Margarita Cojuangco, in Kris of Valor, has sympathetically recounted the odyssey of the Balangingi who were resettled in the Cagayan Valley to work on the Tabacalera plantations. She has reconstructed the history of the Samal Balangingi diaspora spanning four generations of exiles, offering new materials, insights and an ethno-historical perspective based on several periods of fieldwork in Cagayan as well as in the Mindanao- Sulu region.
Within a generation, some of these Balangingi, who had been baptised into Catholicism, had intermarried with neighbouring Yoggad, Ilocano and Tagalog migrants in Camarag and elsewhere.
However, Haji Datu Nuno, alias Antonio de la Cruz, the Jesuit-educated youngest son of Panglima Taupan, established the importance of the places in which the Balangingi had lived, and how much they grieved when they lost them. In 1881, he petitioned the Government to return to Mindanao to utilise his services as a culture broker in a manner deemed most useful by the Zamboanga authorities.
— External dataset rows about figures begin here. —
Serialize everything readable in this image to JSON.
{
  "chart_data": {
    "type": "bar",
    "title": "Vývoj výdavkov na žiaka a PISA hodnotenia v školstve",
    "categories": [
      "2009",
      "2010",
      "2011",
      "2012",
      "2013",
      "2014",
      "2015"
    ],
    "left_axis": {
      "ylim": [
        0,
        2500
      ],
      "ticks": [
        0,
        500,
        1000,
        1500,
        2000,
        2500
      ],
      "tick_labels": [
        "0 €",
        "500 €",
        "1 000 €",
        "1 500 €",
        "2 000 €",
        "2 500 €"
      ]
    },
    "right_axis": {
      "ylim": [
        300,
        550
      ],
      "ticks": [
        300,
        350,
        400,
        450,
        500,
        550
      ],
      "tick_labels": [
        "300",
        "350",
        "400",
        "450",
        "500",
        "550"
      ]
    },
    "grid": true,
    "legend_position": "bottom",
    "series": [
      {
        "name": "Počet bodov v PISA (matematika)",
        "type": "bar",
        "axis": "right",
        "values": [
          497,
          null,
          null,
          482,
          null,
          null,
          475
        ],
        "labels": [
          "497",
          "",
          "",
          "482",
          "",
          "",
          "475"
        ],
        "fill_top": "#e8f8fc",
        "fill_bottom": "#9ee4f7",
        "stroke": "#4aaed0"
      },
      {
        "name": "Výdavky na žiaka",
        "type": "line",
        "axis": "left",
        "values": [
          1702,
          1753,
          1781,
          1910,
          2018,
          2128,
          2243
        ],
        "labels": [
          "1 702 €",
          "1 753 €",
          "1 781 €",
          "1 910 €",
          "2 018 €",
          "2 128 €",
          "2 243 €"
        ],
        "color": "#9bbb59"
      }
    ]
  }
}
The local officials sought his assistance to facilitate the settlement of nearby Taluksangay which was being populated by Samals.
In the early 1970s, Cesar Majul noted that Christian descendents of the exiles in the Cagayan Valley were still recognisable, and the older ones could remember the Kalimah as recited by their grandparents. This tended to corroborate information given to me in 1974 that small isolated pockets of Muslim Yogads, who were located at some distance from Echague, still revered the Qur’an and traced their original settlement in the area to the forced removal of the Balangingi in 1848.